The Major listened to her no longer. He became intent upon the contents of the will, and motioned to his wife to sit down. She continued her verbal fusillade none the less scathingly for lack of reply. At last she seemed to be approaching finality.

"You may talk as you like," she said (perhaps because he was not talking at all), "nothing will convince me that the woman is innocent. She stole that will out of sheer spite at me – to prevent my marrying Gerald."

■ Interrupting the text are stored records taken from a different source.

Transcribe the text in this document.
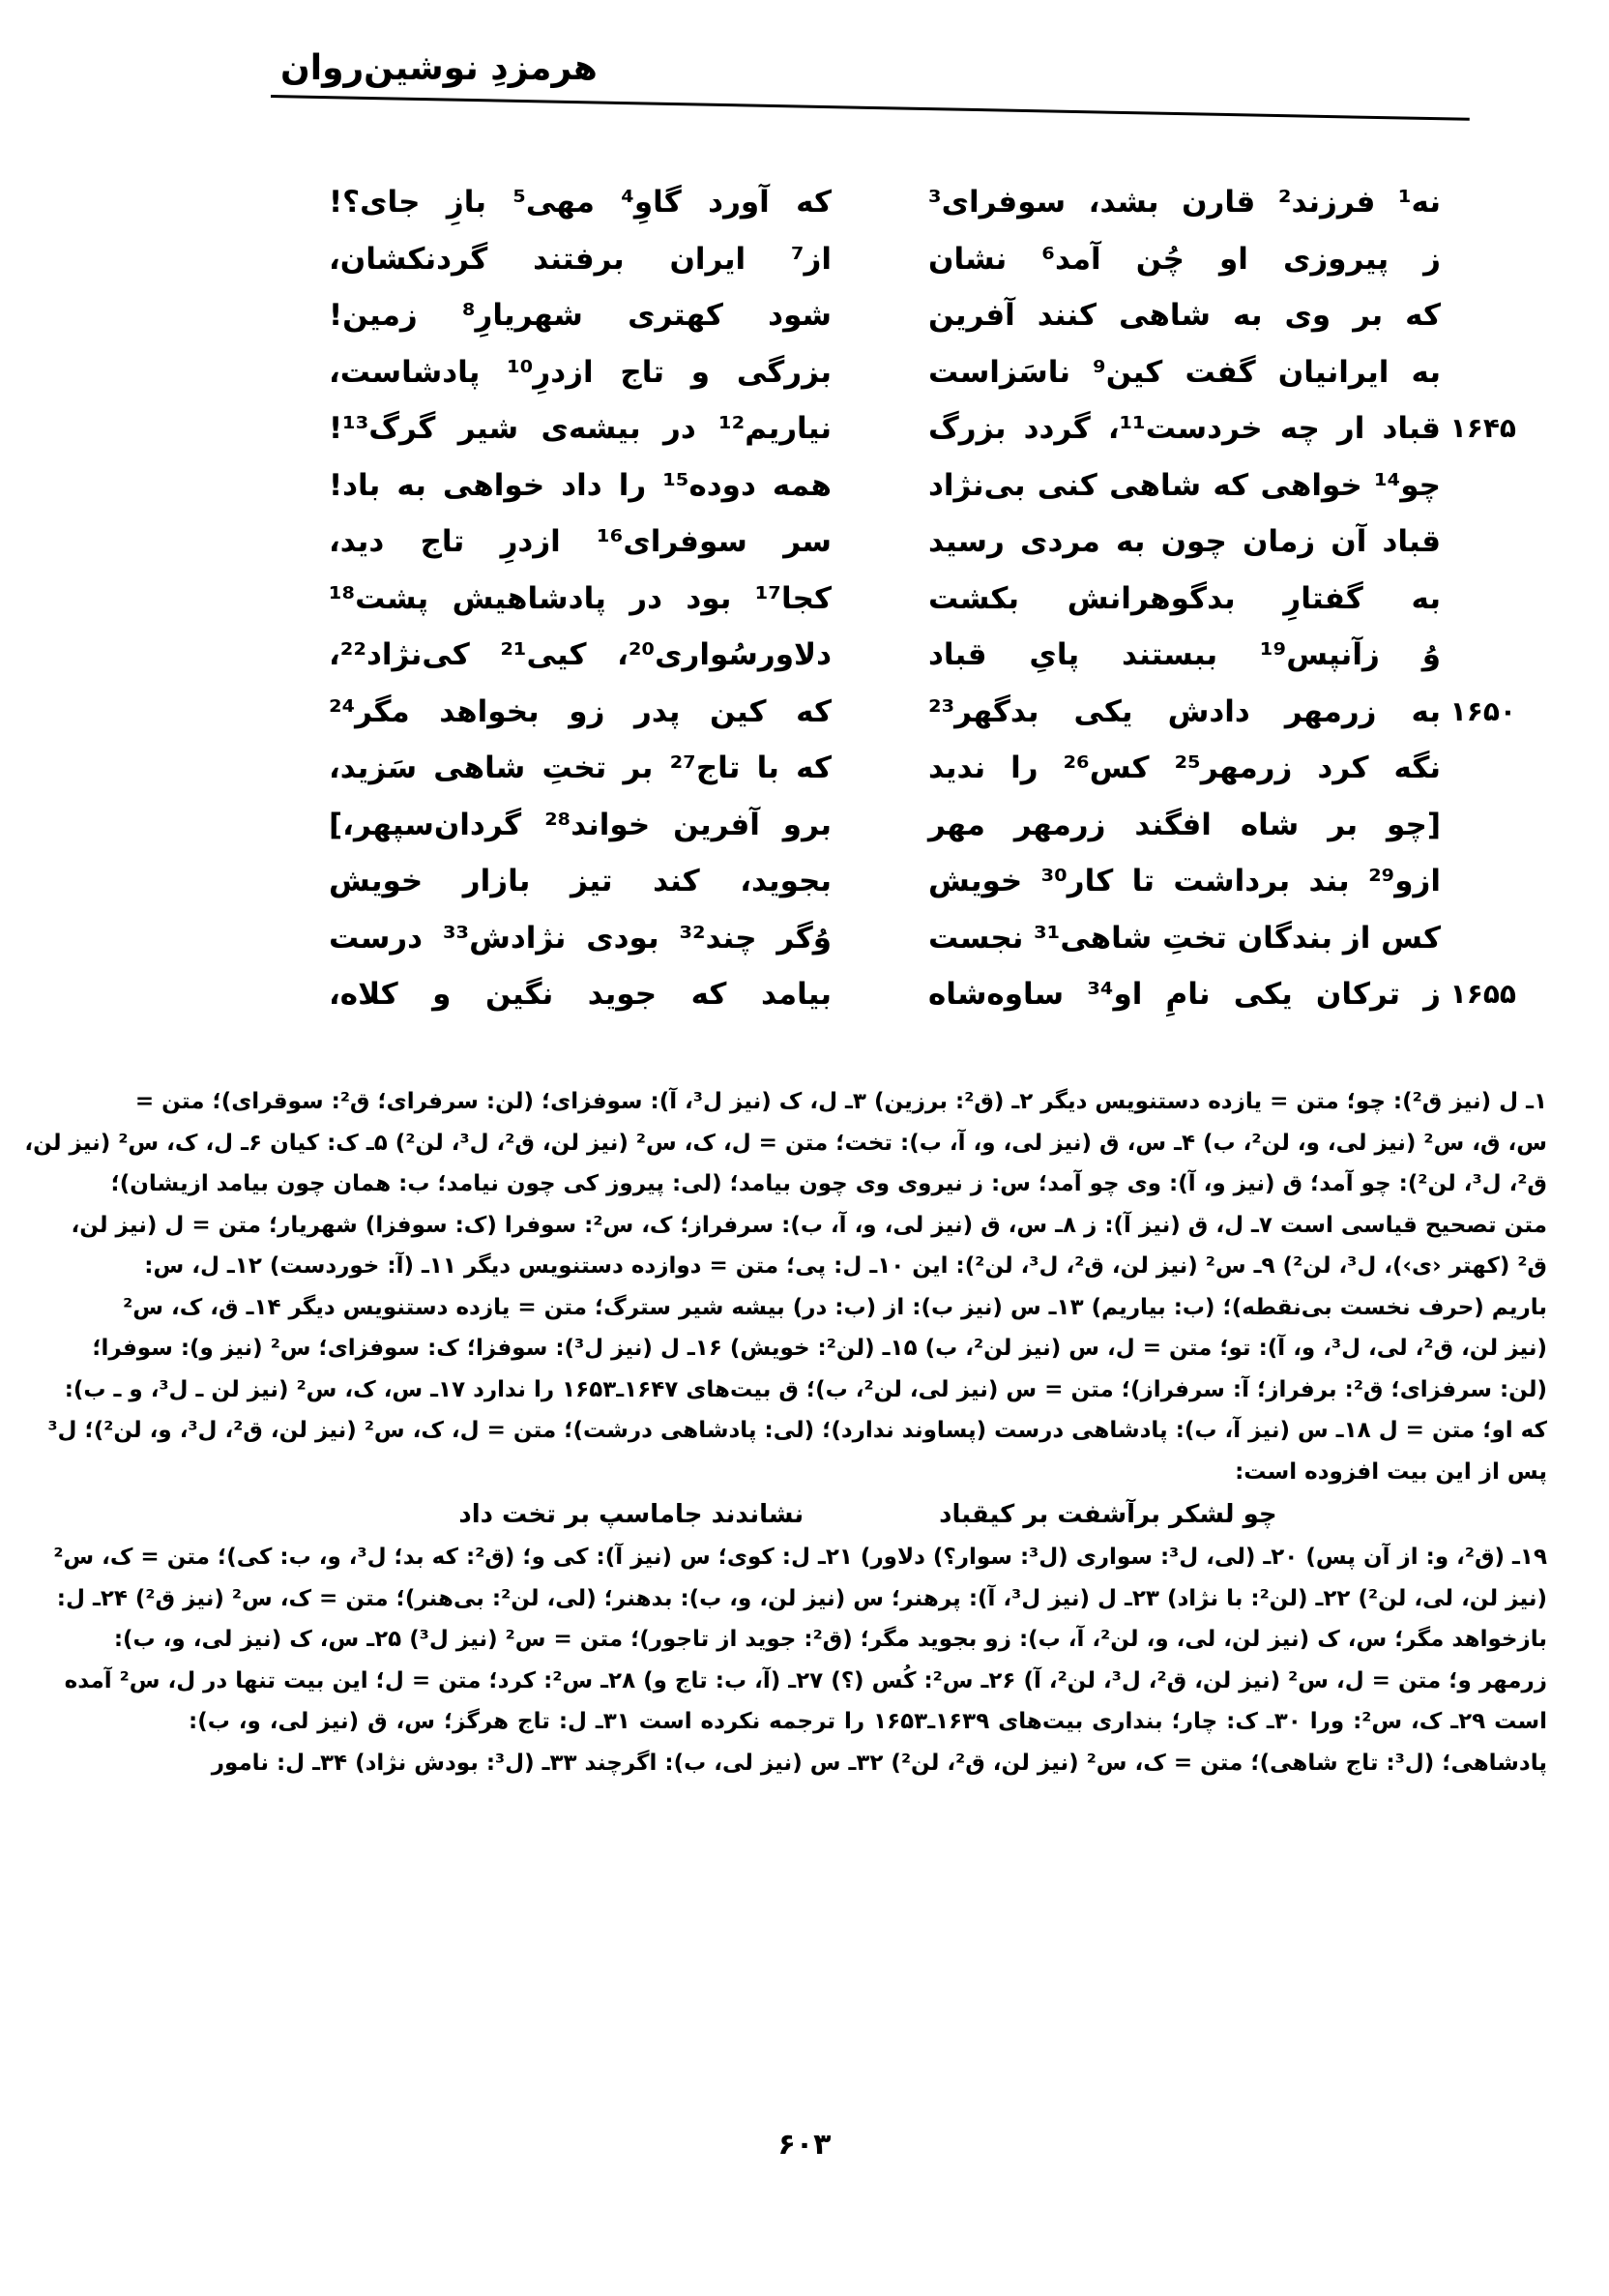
هرمزدِ نوشین‌روان
نه¹ فرزند² قارن بشد، سوفرای³
ز پیروزی او چُن آمد⁶ نشان
که بر وی به شاهی کنند آفرین
به ایرانیان گفت کین⁹ ناسَزاست
قباد ار چه خردست¹¹، گردد بزرگ ۱۶۴۵
چو¹⁴ خواهی که شاهی کنی بی‌نژاد
قباد آن زمان چون به مردی رسید
به گفتارِ بدگوهرانش بکشت
وُ زآنپس¹⁹ ببستند پایِ قباد
به زرمهر دادش یکی بدگهر²³ ۱۶۵۰
نگه کرد زرمهر²⁵ کس²⁶ را ندید
[چو بر شاه افگند زرمهر مهر
ازو²⁹ بند برداشت تا کار³⁰ خویش
کس از بندگان تختِ شاهی³¹ نجست
ز ترکان یکی نامِ او³⁴ ساوه‌شاه ۱۶۵۵
که آورد گاوِ⁴ مهی⁵ بازِ جای؟!
از⁷ ایران برفتند گردنکشان،
شود کهتری شهریارِ⁸ زمین!
بزرگی و تاج ازدرِ¹⁰ پادشاست،
نیاریم¹² در بیشه‌ی شیر گرگ¹³!
همه دوده¹⁵ را داد خواهی به باد!
سر سوفرای¹⁶ ازدرِ تاج دید،
کجا¹⁷ بود در پادشاهیش پشت¹⁸
دلاورسُواری²⁰، کیی²¹ کی‌نژاد²²،
که کین پدر زو بخواهد مگر²⁴
که با تاج²⁷ بر تختِ شاهی سَزید،
برو آفرین خواند²⁸ گردان‌سپهر،]
بجوید، کند تیز بازار خویش
وُگر چند³² بودی نژادش³³ درست
بیامد که جوید نگین و کلاه،
۱ـ ل (نیز ق²): چو؛ متن = یازده دستنویس دیگر ۲ـ (ق²: برزین) ۳ـ ل، ک (نیز ل³، آ): سوفزای؛ (لن: سرفرای؛ ق²: سوقرای)؛ متن =
س، ق، س² (نیز لی، و، لن²، ب) ۴ـ س، ق (نیز لی، و، آ، ب): تخت؛ متن = ل، ک، س² (نیز لن، ق²، ل³، لن²) ۵ـ ک: کیان ۶ـ ل، ک، س² (نیز لن،
ق²، ل³، لن²): چو آمد؛ ق (نیز و، آ): وی چو آمد؛ س: ز نیروی وی چون بیامد؛ (لی: پیروز کی چون نیامد؛ ب: همان چون بیامد ازیشان)؛
متن تصحیح قیاسی است ۷ـ ل، ق (نیز آ): ز ۸ـ س، ق (نیز لی، و، آ، ب): سرفراز؛ ک، س²: سوفرا (ک: سوفزا) شهریار؛ متن = ل (نیز لن،
ق² (کهتر ‹ی›)، ل³، لن²) ۹ـ س² (نیز لن، ق²، ل³، لن²): این ۱۰ـ ل: پی؛ متن = دوازده دستنویس دیگر ۱۱ـ (آ: خوردست) ۱۲ـ ل، س:
باریم (حرف نخست بی‌نقطه)؛ (ب: بیاریم) ۱۳ـ س (نیز ب): از (ب: در) بیشه شیر سترگ؛ متن = یازده دستنویس دیگر ۱۴ـ ق، ک، س²
(نیز لن، ق²، لی، ل³، و، آ): تو؛ متن = ل، س (نیز لن²، ب) ۱۵ـ (لن²: خویش) ۱۶ـ ل (نیز ل³): سوفزا؛ ک: سوفزای؛ س² (نیز و): سوفرا؛
(لن: سرفزای؛ ق²: برفراز؛ آ: سرفراز)؛ متن = س (نیز لی، لن²، ب)؛ ق بیت‌های ۱۶۴۷ـ۱۶۵۳ را ندارد ۱۷ـ س، ک، س² (نیز لن ـ ل³، و ـ ب):
که او؛ متن = ل ۱۸ـ س (نیز آ، ب): پادشاهی درست (پساوند ندارد)؛ (لی: پادشاهی درشت)؛ متن = ل، ک، س² (نیز لن، ق²، ل³، و، لن²)؛ ل³
پس از این بیت افزوده است:
چو لشکر برآشفت بر کیقبادنشاندند جاماسپ بر تخت داد
۱۹ـ (ق²، و: از آن پس) ۲۰ـ (لی، ل³: سواری (ل³: سوار؟) دلاور) ۲۱ـ ل: کوی؛ س (نیز آ): کی و؛ (ق²: که بد؛ ل³، و، ب: کی)؛ متن = ک، س²
(نیز لن، لی، لن²) ۲۲ـ (لن²: با نژاد) ۲۳ـ ل (نیز ل³، آ): پرهنر؛ س (نیز لن، و، ب): بدهنر؛ (لی، لن²: بی‌هنر)؛ متن = ک، س² (نیز ق²) ۲۴ـ ل:
بازخواهد مگر؛ س، ک (نیز لن، لی، و، لن²، آ، ب): زو بجوید مگر؛ (ق²: جوید از تاجور)؛ متن = س² (نیز ل³) ۲۵ـ س، ک (نیز لی، و، ب):
زرمهر و؛ متن = ل، س² (نیز لن، ق²، ل³، لن²، آ) ۲۶ـ س²: کُس (؟) ۲۷ـ (آ، ب: تاج و) ۲۸ـ س²: کرد؛ متن = ل؛ این بیت تنها در ل، س² آمده
است ۲۹ـ ک، س²: ورا ۳۰ـ ک: چار؛ بنداری بیت‌های ۱۶۳۹ـ۱۶۵۳ را ترجمه نکرده است ۳۱ـ ل: تاج هرگز؛ س، ق (نیز لی، و، ب):
پادشاهی؛ (ل³: تاج شاهی)؛ متن = ک، س² (نیز لن، ق²، لن²) ۳۲ـ س (نیز لی، ب): اگرچند ۳۳ـ (ل³: بودش نژاد) ۳۴ـ ل: نامور
۶۰۳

"Oh, indeed!" This had roused the Major. "Would not the fact of your having elected to marry me have been a little inconvenient?"

"Not in the least – I should never have elected to marry you in those circumstances."

"Oh!" He looked at her in amazement. He was learning about women at a rate which threatened speedy disaster to his appreciation of them. He began firmly to hope that his education might become a trifle less rapid if less complete.

"You can look, and look, and look," she continued, "I don't care; you may as well know the truth, though goodness knows you might have guessed it long ago – I detest you!"

"Why – may I ask?"

"Why? – for lots of reasons. Chiefly I suppose because I love Gerald."

"Then in Heaven's name why didn't you marry him?"

"Because this wretched creature by her thievish trickery ruined him. I couldn't marry a man who had not the means of keeping me, could I?"

"That depends – on the man, and on yourself. In any case you and Gerald Arkel – you won't mind the frankness being mutual, will you? – no matter how situated, would in my opinion have made an easy and expeditious descent into – well, shall we say oblivion? – that is, of course, unless you had chosen to achieve notoriety of a wholly undesirable order. You, Gerald Arkel, and ample means! – nothing could have saved you. So perhaps, even as it is, you are better off. What think you, Hilda?"

"I don't know what to think – I don't understand you. I don't understand this universal outcry against Gerald, that simply because he is possessed of a few pounds he must go to the dogs altogether."

"Then you evidently don't understand the young gentleman himself. No self-respecting kennels would tolerate him, I assure you, for all the relegating to them we humans might choose to indulge in. You probably know nothing about dogs. They are plucky, honourable animals, with a maximum of virtue and a minimum of vice; and they resent pretty hotly, I can tell you, the arrival amongst themselves of a lot of our refuse. Now the young man whom you have chosen to honour with your 'love' must unfortunately be so described."

"It is cowardly of you to abuse him when he is not here to defend himself."

"He would not attempt to defend himself to me. Now come, Hilda – you are little more than a child after all. Let my attitude be parental, if you won't have it marital. Believe me, if it had not been for that very noble woman whom you have been slandering for the last quarter of an hour, Gerald Arkel, as it is, would have already reached his disastrous end."